#16: Can You Strength Train On A Calorie Deficit?
We talked about how important it is to have a caloric surplus when you’re building muscle. But what if you try doing so, while on a caloric deficit?
One study actually put this to the test by making a group of untrained women do just that: strength train while on a calorie deficit. And you know what happened?
They gained 2kg of muscle, lost 1.6kg of fat and increased their strength by 52-103% across the exercise they performed over 12 weeks.
One could assume that the results would have been greater if it were done on men. That in mind, another study was carried out.
We all know how deep the fear of muscle loss is in ‘trained men’ cutting back on calories. Luckily, we have a study that tested this hypothesis on them too.
18-31 year old men who had been training for over four years had the same results as the untrained women. Like the untrained women, more muscle mass, bigger strength gains and lower fat mass were all seen over a 12-week stint.
So we looked at both untrained and trained folks.
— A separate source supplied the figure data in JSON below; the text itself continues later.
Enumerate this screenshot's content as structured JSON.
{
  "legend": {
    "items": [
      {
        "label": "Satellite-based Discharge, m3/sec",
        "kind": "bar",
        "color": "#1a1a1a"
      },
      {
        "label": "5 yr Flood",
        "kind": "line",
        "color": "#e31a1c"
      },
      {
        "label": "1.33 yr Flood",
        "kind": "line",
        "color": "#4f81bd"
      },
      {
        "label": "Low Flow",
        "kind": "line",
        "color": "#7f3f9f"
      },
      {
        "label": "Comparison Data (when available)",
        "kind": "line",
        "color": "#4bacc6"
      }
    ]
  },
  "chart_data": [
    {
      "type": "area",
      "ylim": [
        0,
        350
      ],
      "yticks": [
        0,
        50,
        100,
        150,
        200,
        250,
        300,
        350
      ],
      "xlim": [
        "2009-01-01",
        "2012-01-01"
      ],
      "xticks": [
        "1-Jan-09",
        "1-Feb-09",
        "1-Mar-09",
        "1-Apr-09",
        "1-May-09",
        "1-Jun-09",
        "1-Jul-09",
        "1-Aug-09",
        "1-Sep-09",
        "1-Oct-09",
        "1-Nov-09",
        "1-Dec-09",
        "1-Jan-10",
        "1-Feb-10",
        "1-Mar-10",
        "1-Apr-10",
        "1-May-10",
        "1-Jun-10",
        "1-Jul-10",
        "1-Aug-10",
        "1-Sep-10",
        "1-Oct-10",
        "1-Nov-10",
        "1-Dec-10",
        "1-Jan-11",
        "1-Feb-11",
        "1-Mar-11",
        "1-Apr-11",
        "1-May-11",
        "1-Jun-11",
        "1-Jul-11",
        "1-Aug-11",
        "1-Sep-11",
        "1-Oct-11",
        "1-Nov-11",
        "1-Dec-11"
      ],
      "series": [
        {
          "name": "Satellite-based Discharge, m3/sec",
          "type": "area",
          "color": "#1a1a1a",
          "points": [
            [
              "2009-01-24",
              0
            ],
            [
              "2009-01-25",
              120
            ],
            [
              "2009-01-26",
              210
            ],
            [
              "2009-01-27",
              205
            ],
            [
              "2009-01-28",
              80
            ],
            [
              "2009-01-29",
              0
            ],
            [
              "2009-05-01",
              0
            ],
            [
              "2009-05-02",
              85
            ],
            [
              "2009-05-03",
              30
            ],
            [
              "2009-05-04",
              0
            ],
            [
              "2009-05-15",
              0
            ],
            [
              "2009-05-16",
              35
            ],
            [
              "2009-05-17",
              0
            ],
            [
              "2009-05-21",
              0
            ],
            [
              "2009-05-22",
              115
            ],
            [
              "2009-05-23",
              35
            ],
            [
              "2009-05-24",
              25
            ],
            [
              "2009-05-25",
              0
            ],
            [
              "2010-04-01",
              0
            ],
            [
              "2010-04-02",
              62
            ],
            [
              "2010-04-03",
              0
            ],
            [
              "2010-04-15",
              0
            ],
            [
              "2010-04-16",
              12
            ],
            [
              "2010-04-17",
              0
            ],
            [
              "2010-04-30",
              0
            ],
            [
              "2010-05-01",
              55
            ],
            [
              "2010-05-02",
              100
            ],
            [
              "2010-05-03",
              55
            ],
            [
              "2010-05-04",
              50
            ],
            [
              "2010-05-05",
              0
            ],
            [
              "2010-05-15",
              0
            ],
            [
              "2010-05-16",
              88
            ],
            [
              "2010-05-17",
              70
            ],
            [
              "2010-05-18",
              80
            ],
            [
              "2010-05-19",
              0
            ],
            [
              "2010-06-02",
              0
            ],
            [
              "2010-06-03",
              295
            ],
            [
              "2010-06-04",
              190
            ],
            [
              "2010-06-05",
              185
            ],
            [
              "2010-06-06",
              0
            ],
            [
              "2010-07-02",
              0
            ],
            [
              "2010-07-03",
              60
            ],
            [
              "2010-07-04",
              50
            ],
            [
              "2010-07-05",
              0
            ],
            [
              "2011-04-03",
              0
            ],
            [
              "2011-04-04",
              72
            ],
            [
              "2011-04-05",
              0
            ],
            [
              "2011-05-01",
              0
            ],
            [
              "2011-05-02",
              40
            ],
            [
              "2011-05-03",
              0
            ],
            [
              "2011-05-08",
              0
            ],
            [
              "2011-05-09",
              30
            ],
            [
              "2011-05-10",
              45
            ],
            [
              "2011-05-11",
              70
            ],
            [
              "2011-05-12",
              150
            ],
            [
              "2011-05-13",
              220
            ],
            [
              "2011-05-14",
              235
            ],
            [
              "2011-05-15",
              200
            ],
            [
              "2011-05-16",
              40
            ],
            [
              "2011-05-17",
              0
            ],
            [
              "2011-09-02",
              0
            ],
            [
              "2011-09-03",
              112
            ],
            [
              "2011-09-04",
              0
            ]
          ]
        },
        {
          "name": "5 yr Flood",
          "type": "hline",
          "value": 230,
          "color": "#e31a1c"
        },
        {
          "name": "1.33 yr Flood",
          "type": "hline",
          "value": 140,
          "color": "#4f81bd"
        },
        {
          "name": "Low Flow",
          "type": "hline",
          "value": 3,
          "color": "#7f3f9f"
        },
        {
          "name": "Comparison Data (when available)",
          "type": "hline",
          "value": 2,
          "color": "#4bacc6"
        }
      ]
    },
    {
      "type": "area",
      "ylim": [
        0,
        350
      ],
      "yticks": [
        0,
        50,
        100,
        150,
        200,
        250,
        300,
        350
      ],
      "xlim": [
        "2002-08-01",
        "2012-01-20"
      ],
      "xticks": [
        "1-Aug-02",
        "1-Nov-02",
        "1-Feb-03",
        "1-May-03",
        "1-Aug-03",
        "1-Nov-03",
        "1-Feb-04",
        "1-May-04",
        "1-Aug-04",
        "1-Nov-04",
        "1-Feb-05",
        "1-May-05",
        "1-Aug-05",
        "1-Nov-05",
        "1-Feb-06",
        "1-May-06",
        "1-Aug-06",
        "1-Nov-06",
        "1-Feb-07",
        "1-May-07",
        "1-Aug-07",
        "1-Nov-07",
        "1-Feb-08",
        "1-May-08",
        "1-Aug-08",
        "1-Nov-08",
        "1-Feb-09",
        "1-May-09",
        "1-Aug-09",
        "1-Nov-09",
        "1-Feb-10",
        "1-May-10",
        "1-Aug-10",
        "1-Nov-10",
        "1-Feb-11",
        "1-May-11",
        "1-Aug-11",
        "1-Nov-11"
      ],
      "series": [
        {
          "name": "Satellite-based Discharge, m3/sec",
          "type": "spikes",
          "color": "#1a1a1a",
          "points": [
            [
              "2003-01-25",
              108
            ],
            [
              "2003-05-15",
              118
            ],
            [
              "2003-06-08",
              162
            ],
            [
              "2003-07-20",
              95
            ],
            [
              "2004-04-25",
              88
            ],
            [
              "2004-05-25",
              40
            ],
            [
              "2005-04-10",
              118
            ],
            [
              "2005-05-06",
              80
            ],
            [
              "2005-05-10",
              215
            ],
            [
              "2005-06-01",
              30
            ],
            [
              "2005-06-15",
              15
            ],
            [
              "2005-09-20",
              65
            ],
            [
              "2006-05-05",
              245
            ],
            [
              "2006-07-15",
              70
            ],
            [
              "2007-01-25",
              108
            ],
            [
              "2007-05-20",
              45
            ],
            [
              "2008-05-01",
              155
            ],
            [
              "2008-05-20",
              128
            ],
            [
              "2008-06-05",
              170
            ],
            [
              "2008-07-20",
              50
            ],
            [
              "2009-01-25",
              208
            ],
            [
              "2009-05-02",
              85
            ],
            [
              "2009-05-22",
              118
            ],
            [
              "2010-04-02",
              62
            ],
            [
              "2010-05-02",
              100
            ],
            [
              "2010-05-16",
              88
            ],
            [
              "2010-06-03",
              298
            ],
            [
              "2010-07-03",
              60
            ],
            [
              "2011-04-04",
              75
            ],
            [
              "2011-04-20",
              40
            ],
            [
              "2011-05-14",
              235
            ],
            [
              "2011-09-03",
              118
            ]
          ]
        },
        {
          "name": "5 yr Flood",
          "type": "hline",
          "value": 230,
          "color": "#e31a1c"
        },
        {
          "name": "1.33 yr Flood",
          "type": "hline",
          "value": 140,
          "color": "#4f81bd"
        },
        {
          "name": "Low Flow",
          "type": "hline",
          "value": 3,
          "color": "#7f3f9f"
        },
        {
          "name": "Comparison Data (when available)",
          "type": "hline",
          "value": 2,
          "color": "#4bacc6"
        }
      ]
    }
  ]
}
But what about seriously trained folks? Another study checked that out too.
These guys also gained muscle mass and lost fat. Incredibly, their body fat went from 8% (already low) to a staggering 5%. All this whilst training for several hours per day.
Considering the three studies we talked about, I guess it’s perfectly safe to say you can gain muscle mass while on a calorie deficit. But why isn’t everyone doing it?
The process of gaining muscle while on a calorie deficit is a slower (and less enjoyable) one. In normal circumstances, strength training on a deficit is only done if you want to be lean AF. I mean lean to the point where the striations on your muscle can be easily seen.
So what’s the best way to go about it?
If you’re in the process of gaining muscle while on a calorie deficit, make sure you’re still meeting your protein needs. Up to 1.5 grams per kg bodyweight is more than enough.
Don’t create too big a deficit. To maximize muscle gain, go for a small deficit. Be sure you aren’t losing more than 1% of your bodyweight per week. Naturally, the more fat mass you have, the greater the leeway you have for a deficit.
Prioritise recovery through sleep. Devoid of nutrients, sleep becomes the single most important path to muscle recovery.